Weight Watchers
How a team of engineers and a crash diet saved the Joint Strike Fighter.
- By Joe Pappalardo
- Air & Space magazine, November 2006
The X-35A, built to validate propulsion and flying qualities for the Joint Strike Fighter, takes flight in October 2000.
Lockheed Martin
(Page 4 of 8)
“People are proud of their designs. There is not too much interest in other people’s problems,” says Sheridan, flanked by SWAT team leaders in a Lockheed conference room. Each of the engineers—including Sheridan—had original designs abandoned during the redesign. “It’s a transformation from feeling good about protecting yourself to the exhilaration of pushing that margin out,” he says.
If “exhilaration” seems like a strong word to describe the process, it helps to understand the engineer’s mindset. A radical redesign under extreme time constraints is as challenging as the field gets. “It’s not often you get to spend your days with that talent pool and work problems like that,” says Bulnes. “We probably won’t see it again in our careers.”
Joe LeCompte was a 24-year-old rookie electrical power system engineer on Stand Down Day. His job at Lockheed was his first after graduating from Louisiana State University.
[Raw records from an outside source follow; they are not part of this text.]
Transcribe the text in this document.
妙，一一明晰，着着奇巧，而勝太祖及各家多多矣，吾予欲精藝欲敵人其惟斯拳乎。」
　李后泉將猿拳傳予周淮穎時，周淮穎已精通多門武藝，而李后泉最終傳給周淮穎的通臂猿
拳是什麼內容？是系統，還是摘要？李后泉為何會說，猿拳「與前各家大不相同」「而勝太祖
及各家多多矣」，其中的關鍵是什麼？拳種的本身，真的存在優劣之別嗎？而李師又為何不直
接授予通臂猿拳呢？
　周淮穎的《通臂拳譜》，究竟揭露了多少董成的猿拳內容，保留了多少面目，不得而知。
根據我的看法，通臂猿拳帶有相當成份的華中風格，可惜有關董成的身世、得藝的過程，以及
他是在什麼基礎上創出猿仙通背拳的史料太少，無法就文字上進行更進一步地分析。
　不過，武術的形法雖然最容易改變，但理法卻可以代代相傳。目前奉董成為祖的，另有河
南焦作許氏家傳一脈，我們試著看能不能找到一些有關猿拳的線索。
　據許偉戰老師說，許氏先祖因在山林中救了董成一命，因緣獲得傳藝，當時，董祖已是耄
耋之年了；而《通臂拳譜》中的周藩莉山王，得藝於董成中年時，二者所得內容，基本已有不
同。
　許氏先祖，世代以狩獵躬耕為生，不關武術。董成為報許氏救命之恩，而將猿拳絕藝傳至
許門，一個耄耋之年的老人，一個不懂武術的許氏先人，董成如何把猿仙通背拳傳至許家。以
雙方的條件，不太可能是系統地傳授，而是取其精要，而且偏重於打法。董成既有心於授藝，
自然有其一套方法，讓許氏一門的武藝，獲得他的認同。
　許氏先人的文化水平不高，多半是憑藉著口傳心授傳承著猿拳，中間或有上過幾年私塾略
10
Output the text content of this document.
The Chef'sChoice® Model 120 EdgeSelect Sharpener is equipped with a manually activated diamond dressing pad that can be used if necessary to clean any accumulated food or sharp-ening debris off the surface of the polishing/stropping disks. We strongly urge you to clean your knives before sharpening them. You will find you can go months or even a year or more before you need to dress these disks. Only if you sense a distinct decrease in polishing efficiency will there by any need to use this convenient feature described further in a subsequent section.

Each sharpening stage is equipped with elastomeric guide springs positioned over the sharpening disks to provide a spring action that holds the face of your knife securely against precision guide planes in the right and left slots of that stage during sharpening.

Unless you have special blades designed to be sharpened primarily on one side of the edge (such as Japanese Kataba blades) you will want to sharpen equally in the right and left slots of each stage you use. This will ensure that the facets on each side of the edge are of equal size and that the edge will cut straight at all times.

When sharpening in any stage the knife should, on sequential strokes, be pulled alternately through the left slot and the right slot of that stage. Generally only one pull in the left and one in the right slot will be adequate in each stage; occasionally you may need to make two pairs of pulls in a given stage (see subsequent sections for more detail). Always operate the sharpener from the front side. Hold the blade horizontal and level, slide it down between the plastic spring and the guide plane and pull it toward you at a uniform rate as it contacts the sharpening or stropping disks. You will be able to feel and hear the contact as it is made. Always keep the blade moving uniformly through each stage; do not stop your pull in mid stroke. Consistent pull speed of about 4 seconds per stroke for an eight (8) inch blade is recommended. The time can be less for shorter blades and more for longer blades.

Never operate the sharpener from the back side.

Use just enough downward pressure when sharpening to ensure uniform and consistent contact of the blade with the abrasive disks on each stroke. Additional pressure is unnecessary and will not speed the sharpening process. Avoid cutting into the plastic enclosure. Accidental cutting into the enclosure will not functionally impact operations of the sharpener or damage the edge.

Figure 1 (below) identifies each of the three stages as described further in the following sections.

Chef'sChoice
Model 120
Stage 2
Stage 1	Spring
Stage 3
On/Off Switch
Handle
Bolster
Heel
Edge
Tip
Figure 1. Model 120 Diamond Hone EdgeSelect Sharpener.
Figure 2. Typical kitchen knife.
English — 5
The meetings began only after employees were given some time to think. From the first order— “Everyone go to your cube [to brainstorm] and don’t bother anyone”—he felt grateful to be included in the rescue. “I felt really informed,” LeCompte says. “They had charts showing where the program needed to be. It wasn’t like smoke and mirrors.”
Managers that day announced the financial rewards to be paid when weight-loss ideas were accepted: $50 an idea and an equal amount for every pound the idea removed. The bounty was later increased to $100 an idea and $500 per pound.
The mix of candor, pressure, and incentives paid off: Something “did occur to me on Stand Down Day,” LeCompte grins. What occurred to him was to remove a power panel from the right-hand weapons bay by modifying another to handle the work. If realized, the modification could reduce overall weight by more than 20 pounds.
Four months later, LeCompte was called to a SWAT board meeting, where senior Lockheed officers said his idea would be included in all three variants. They awarded him $13,000. LeCompte used the money to close on his first home.
He says he also felt the satisfaction of directly contributing to the final design of the 21st century’s first new fighter, which, thanks to him, has a reconfigured power panel, as well as three other improvements he suggested, each of which removed about a pound.